Winter Olympics Fact #83: If you include East Germany, West Germany, and the Unified Team of Germany, 38 of 52 all-time gold medals in Olympic luge have been won by the Germans. Only three other countries have ever won an Olympic gold in luge, in fact.

Winter Olympics Fact #82: The Germans will win lots of luge medals. That can be said pretty clearly because the Germans (or East Germans or Unified Team of Germany) have been the top team in Luge at every Olympics except for 1994.

Going to find some fun luge facts for you all this week!

Winter Olympics Fact #81: From 1924 to 1988, the Olympic hockey tournaments were played using a double round-robin format. The top teams in each of two round-robin groups qualified for a round-robin final round. Since then, the tournaments have used playoffs after the first round-robin.

Winter Olympics Fact #80: Great Britain has a gold medal in Ice Hockey. That feels odd to type, because Great Britain isn't known for being a hockey-playing nation. The gold medal in question was won in 1936 in Germany, and the British hockey squad has not qualified for the Olympics since 1948.

Winter Olympics Fact # 79: After an absence in the last two Winter Olympics, NHL players will be returning to men’s ice hockey tournament in 2026. The previous two tournaments contested using NHL players were both won by Canada.

Winter Olympics Fact #78: Because hockey qualification has already occurred, we can officially say that there will be no first-time entrants in the Olympic hockey tournament next year, either on the men's or women's side. (By contrast, there was a first-time entrant in 2022 and 2018, but not 2014)

Winter Olympics Fact #77: The host Italians have never finished higher than 7th in an Olympic hockey tournament.
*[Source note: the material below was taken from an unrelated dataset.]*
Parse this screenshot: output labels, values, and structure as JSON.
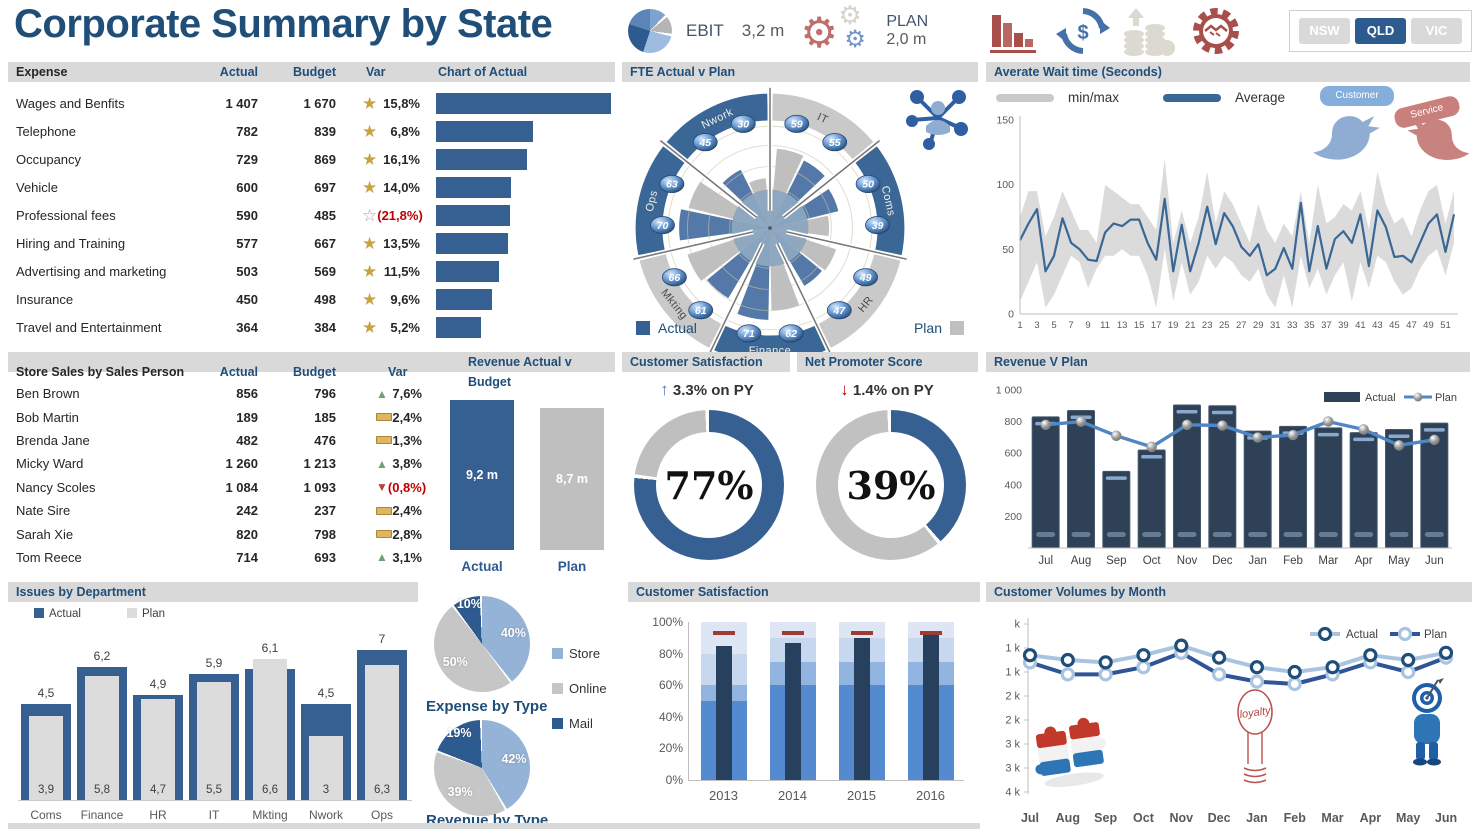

That 7th place finish was in 1956, the previous time Cortina hosted the Olympics.

Winter Olympics Fact #76: Assuming a Canada-USA women’s hockey final at next year’s games would be a smart bet. After all, the two squads have met in the Gold medal match 6 of the 7 times women’s hockey has occurred at the Winter Olympics, and both squads have won medals all 7 times.

Winter Olympics Fact #75: Ice Hockey is dominated by Northern Europe and North America. In fact, no country from Asia has won a medal in Ice Hockey at the Winter Olympics.

Hockey facts this week. Here we go!

Winter Olympics Fact #74: Only 27 freestyle skiers have won 2 or more Olympic medals in their career, and only 7 have won 3 Olympic medals. Nobody has won four. (There are a variety of reasons for this.)

Winter Olympics Fact #73: Since Freestyle Skiing joined the Winter Olympics in 1992, only two countries have won at least one Freestyle Skiing medal in every games since: USA and France.

Winter Olympics Fact #72: With 15 medal events, it is actually freestyle skiing that will hand out the most medals at the 2026 Winter Olympics. That's especially wild when you consider that Freestyle Skiing has only even been in the Olympics since 1992!